Tu ne peux pas le voir couler dans mes veines... mais c'est si extraordinaire de le contenir en moi... si étrange... si absurde et si doux... Je contemple mes mains comme si je les voyais pour la première fois... Je ne sais quelle tiédeur fraîche y coule en cascade... et sous le réseau transparent des veines, il me semble que je suis dans sa fuite toute la source lâchée de ton cœur... Il y a une douceur nouvelle qui court en moi comme un printemps... Je t'assure, pose ta main sur la mienne... elle t'appartient... je suis un peu toi maintenant... Je veux que tu sentes se faire la confusion, je veux que tu reconnaisses en moi le battement inconscient de ta vie... Ah ! que ma joie ne te paraisse pas puérile !... je t'en supplie... Ta vie ! pense à cela... la vie de ta chair, à défaut de ton âme... Ce sang m'apporte un peu de ton éternité... oui, de ton passé, de ton présent, de ton avenir, et c'est comme s'il accourait à moi du fond de ta plus lointaine et mystérieuse enfance...

Il n'y a peut-être pas là une seule métaphore qui n'ait été lue dans les effusions attribuées d'ordinaire aux amants ; il semble pourtant qu'on les lise pour la première fois, car c'est la première fois qu'elles sont justes. Cependant le style de Ton sang n'est pas toujours assez pur, et trop parfois de vraie conversation, sous prétexte de « théâtre ». Le prétexte n'est pas valable.

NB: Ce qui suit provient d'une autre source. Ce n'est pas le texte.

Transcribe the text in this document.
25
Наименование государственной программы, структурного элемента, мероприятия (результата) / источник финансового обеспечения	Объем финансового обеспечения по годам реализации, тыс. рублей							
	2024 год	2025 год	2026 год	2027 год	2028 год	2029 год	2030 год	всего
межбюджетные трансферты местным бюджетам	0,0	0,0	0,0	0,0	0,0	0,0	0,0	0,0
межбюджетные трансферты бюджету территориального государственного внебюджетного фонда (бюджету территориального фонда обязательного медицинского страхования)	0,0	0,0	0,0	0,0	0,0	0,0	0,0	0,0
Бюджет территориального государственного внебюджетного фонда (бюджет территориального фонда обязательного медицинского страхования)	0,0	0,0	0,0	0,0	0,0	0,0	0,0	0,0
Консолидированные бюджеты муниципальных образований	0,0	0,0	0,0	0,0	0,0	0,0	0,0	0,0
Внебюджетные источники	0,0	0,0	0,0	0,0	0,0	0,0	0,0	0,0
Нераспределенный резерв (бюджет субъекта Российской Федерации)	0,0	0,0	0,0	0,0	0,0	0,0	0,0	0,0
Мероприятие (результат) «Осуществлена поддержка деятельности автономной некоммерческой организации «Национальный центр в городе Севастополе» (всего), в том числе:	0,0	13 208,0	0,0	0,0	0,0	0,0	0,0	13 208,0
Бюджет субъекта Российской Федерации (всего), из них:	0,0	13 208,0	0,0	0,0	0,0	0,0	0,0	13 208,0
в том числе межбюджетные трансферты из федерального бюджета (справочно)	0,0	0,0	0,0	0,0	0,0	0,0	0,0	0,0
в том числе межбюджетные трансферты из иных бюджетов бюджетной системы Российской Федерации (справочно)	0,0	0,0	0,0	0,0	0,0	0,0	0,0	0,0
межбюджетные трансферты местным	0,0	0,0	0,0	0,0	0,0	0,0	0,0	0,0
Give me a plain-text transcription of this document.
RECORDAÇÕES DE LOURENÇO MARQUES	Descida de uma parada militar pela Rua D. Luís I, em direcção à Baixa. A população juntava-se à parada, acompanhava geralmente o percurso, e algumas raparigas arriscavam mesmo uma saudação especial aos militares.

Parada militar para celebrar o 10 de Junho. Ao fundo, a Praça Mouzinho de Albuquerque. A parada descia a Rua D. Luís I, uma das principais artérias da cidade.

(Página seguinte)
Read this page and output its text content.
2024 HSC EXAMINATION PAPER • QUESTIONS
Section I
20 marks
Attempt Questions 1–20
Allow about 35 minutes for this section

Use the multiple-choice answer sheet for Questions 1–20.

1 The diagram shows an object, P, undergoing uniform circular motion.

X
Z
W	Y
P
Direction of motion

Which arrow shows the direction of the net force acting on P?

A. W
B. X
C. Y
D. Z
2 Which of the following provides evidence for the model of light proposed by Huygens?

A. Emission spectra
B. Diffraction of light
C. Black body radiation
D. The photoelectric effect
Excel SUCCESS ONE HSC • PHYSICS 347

Les deux tragédies se rejoignent par cette idée que le sang de la femme, pur ou impur, haine ou amour, est une malédiction pour l'homme. L'amour est une joie empoisonnée ; la fatalité veut que ce qui est le suprême bien de l'homme soit la source de ses plus cruels tourments, que le fleuve où il boit la vie soit le même où il boit la douleur et la mort.

C'est, du moins, l'impression que j'ai retirée de cette lecture, mais, comme dit M. Bataille dans sa Préface, « plus le drame apparaît simple et dépourvu de haute signification, mieux le vrai but est atteint ». Une œuvre d'art, tableau, statue, poème, roman ou drame, ne doit jamais avoir une signification trop précise, ni vouloir démontrer quelque vérité morale ou psychologique, ni être un enseignement, ni contenir une théorie. Il faut opposer Hamlet à Polyeucte.

M. Henry Bataille, dont les idées semblent sagement imprécises, ne sera jamais tenté par l'apostolat : le goût de la beauté le préservera de se plaire dans les chambres resserrées et malsaines de la maison des formules. Il est appelé à sentir confusément la vie, à ne pas trop la comprendre ; c'est la condition même de l'enfantement des œuvres. Tous les grands actes naturels de l'existence humaine sont dirigés ou dominés par l'inconscient.